La Guardia Civil y la Ertzaintza han desarticulado una organización criminal que introducía grandes cantidades de cocaína procedente de Iberoamérica. La droga era transportada por vehículos con dobles fondos (caletas) fabricados en dos talleres ilegales desmantelados en Fuenlabrada y Parla.
En la actualidad, estaban preparando por encargo caletas en vehículos que tenían como destino distintos puntos de España, Italia, Portugal y Alemania. Los agentes han detenido a 13 personas e intervenido 28 vehículos. De estos, estaban preparados o en proceso de creación dobles fondos en 11 turismos, cuatro furgonetas, dos remolques de tráiler y un ciclomotor.

Del mismo modo, se ha incautado un velero en la localidad de Laredo (Cantabria), relacionado con el transporte de cocaína hasta el norte peninsular.
600 kilos de droga intervenidos
Además de intervenir más de 600 kilos de cocaína y pequeñas cantidades de éxtasis en los distintos registros, se calcula que la organización tenía capacidad e infraestructura suficiente para importar y transportar hasta seis toneladas de cocaína al año.
La operación ‘Ergu’ se inició al tener conocimiento de posibles llegadas de embarcaciones a costas del norte que podrían transportar grandes cantidades de cocaína desde Iberoamérica.

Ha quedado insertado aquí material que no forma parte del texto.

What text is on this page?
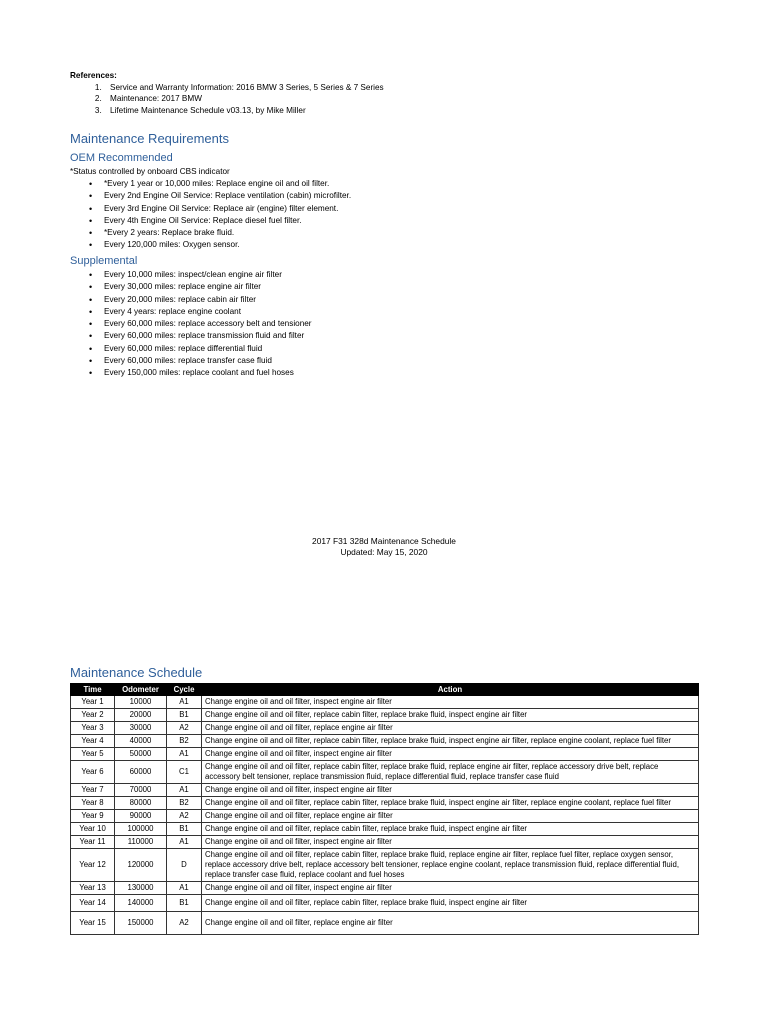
References:
1. Service and Warranty Information: 2016 BMW 3 Series, 5 Series & 7 Series
2. Maintenance: 2017 BMW
3. Lifetime Maintenance Schedule v03.13, by Mike Miller
Maintenance Requirements
OEM Recommended
*Status controlled by onboard CBS indicator
• *Every 1 year or 10,000 miles: Replace engine oil and oil filter.
• Every 2nd Engine Oil Service: Replace ventilation (cabin) microfilter.
• Every 3rd Engine Oil Service: Replace air (engine) filter element.
• Every 4th Engine Oil Service: Replace diesel fuel filter.
• *Every 2 years: Replace brake fluid.
• Every 120,000 miles: Oxygen sensor.
Supplemental
• Every 10,000 miles: inspect/clean engine air filter
• Every 30,000 miles: replace engine air filter
• Every 20,000 miles: replace cabin air filter
• Every 4 years: replace engine coolant
• Every 60,000 miles: replace accessory belt and tensioner
• Every 60,000 miles: replace transmission fluid and filter
• Every 60,000 miles: replace differential fluid
• Every 60,000 miles: replace transfer case fluid
• Every 150,000 miles: replace coolant and fuel hoses
2017 F31 328d Maintenance Schedule
Updated: May 15, 2020
Maintenance Schedule
Time	Odometer	Cycle	Action
Year 1	10000	A1	Change engine oil and oil filter, inspect engine air filter
Year 2	20000	B1	Change engine oil and oil filter, replace cabin filter, replace brake fluid, inspect engine air filter
Year 3	30000	A2	Change engine oil and oil filter, replace engine air filter
Year 4	40000	B2	Change engine oil and oil filter, replace cabin filter, replace brake fluid, inspect engine air filter, replace engine coolant, replace fuel filter
Year 5	50000	A1	Change engine oil and oil filter, inspect engine air filter
Year 6	60000	C1	Change engine oil and oil filter, replace cabin filter, replace brake fluid, replace engine air filter, replace accessory drive belt, replace accessory belt tensioner, replace transmission fluid, replace differential fluid, replace transfer case fluid
Year 7	70000	A1	Change engine oil and oil filter, inspect engine air filter
Year 8	80000	B2	Change engine oil and oil filter, replace cabin filter, replace brake fluid, inspect engine air filter, replace engine coolant, replace fuel filter
Year 9	90000	A2	Change engine oil and oil filter, replace engine air filter
Year 10	100000	B1	Change engine oil and oil filter, replace cabin filter, replace brake fluid, inspect engine air filter
Year 11	110000	A1	Change engine oil and oil filter, inspect engine air filter
Year 12	120000	D	Change engine oil and oil filter, replace cabin filter, replace brake fluid, replace engine air filter, replace fuel filter, replace oxygen sensor, replace accessory drive belt, replace accessory belt tensioner, replace engine coolant, replace transmission fluid, replace differential fluid, replace transfer case fluid, replace coolant and fuel hoses
Year 13	130000	A1	Change engine oil and oil filter, inspect engine air filter
Year 14	140000	B1	Change engine oil and oil filter, replace cabin filter, replace brake fluid, inspect engine air filter
Year 15	150000	A2	Change engine oil and oil filter, replace engine air filter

Durante las indagaciones se averiguó la existencia de esta organización dedicada a la descarga y transporte de la droga.
Talleres clandestinos
En la investigación se pudo averiguar que esta organización utilizaba vehículos con dobles fondos procedentes de talleres ilegales situados en Fuenlabrada y Parla. El pasado mes de enero se desmantelaron ambos talleres. Allí, la Guardia Civil detuvo a cuatro personas e intervino los vehículos, que estaban siendo preparados con dobles fondos.
Una tonelada de droga
Uno de los remolques estaba siendo acondicionado para albergar hasta una tonelada de sustancias estupefacientes. Estos talleres tenían un alto grado de preparación en la instalación de estos dobles fondos, desmontando internamente los vehículos o modificando la zona de carga, además de para encastrar o preparar las caletas, para realizar conexiones mediante ingeniería electrónica consiguiendo su apertura con ayuda de mecanismos hidráulicos.

Todo este montaje se encontraba perfectamente mimetizado con el vehículo, no siendo posible su detección sin una exhaustiva inspección. En uno de los turismos intervenidos, para la apertura del doble fondo, era necesario tener encendido el vehículo, la guantera abierta y mover dos de los aireadores del salpicadero para que, de forma automática, se levantara la hidráulica camuflada y dejara a la vista el hueco creado.
La organización tenía en su poder varios vehículos de alta gama y potencia que podían utilizar tanto para las operativas propias a las que se dedicaban como vehículos lanzadera para intentar evitar las acciones de las fuerzas de seguridad. Se calcula que el valor de estos vehículos supera el millón de euros.